Chronic use of alcohol leads to progressive changes in the human brain, which causes behavioral changes (Li, 2008) and dependence (Kalivas and O'Brien, 2008). MiRNAs act as crucial regulators and perform essential roles in Toll-like receptor (TLR) signalling pathways during neuroinflammation (Newton and Dixit, 2012), and in the brain of alcoholics, there is a differential expression of certain microRNAs (miRNAs). Association studies have reported that genetic variants in miRNAs can make an individual more susceptible to alcoholism (Kohnke, 2008). A single nucleotide polymorphism (SNP) in the miR-146a gene has been associated previously with alcohol use disorder (AUD) and is suggested to affect downstream regulatory pathways (Novo-Veleiro et al., 2014). Studies have also suggested that miRNAs that are affected by alcohol consumption may function in a homeostatic manner to decrease alcohol consumption (Most et al., 2019). The current study was performed to investigate the association of the two SNPs, rs2910164 and rs57095329, with alcohol misuse in a Caucasian population of European descent. This study showed that neither rs2910164 nor rs57095329 is associated with alcohol misuse, nor does it affect the expression of miR-146a in the frontal cortex or Interleukin-1 Receptor-Associated Kinase 1 (IRAK1) frontal and motor cortices. However, rs57095329 decreases TNF Receptor-Associated Factor 6 (TRAF6) expression in the frontal cortex but not in the motor cortex.

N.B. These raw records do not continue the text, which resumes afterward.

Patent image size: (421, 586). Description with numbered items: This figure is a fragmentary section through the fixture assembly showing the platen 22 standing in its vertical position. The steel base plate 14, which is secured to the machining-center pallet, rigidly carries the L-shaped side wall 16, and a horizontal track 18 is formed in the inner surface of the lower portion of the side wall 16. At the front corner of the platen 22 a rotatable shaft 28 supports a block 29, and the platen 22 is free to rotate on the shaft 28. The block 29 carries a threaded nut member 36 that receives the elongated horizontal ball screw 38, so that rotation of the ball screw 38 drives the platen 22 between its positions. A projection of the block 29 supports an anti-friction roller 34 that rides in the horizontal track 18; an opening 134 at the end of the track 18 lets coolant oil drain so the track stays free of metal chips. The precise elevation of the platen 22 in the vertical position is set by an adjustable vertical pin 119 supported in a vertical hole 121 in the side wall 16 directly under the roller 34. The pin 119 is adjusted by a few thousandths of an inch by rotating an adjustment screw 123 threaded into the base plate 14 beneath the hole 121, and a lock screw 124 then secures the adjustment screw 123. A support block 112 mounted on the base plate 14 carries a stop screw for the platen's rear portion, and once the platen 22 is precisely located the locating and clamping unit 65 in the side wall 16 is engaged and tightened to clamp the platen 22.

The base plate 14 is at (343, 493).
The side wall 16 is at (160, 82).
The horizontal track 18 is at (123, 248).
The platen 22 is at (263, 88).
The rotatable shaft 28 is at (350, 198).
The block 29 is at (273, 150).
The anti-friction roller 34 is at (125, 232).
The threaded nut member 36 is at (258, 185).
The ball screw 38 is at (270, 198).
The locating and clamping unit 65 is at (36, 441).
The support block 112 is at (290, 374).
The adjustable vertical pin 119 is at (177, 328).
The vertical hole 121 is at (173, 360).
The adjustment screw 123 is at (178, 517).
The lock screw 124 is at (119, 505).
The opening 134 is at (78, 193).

The expression of IRAK1 was significantly different between the females and the males. Moreover, the expression of miR-146a was down-regulated in the alcoholics and changes were significant in the female population in comparison to the male population. Regional differences were also observed, whereby the expression of IRAK1 and TRAF6 was higher in the motor cortex compared with the frontal cortex. These results suggest that long term alcohol abuse leads to changes in miR-146a expression in the frontal cortex. Because IRAK1 and TRAF6 expression was not significantly different in alcoholics, there may be an apparent response to adaption due to increased exposure of alcohol to recover and reinstate homeostasis (Nunez et al., 2013). Elucidation of the mechanisms behind miR-146a regulation may provide deeper understanding of its role in alcohol induced neuroinflammation and propose therapeutic options in the treatment of alcohol misuse.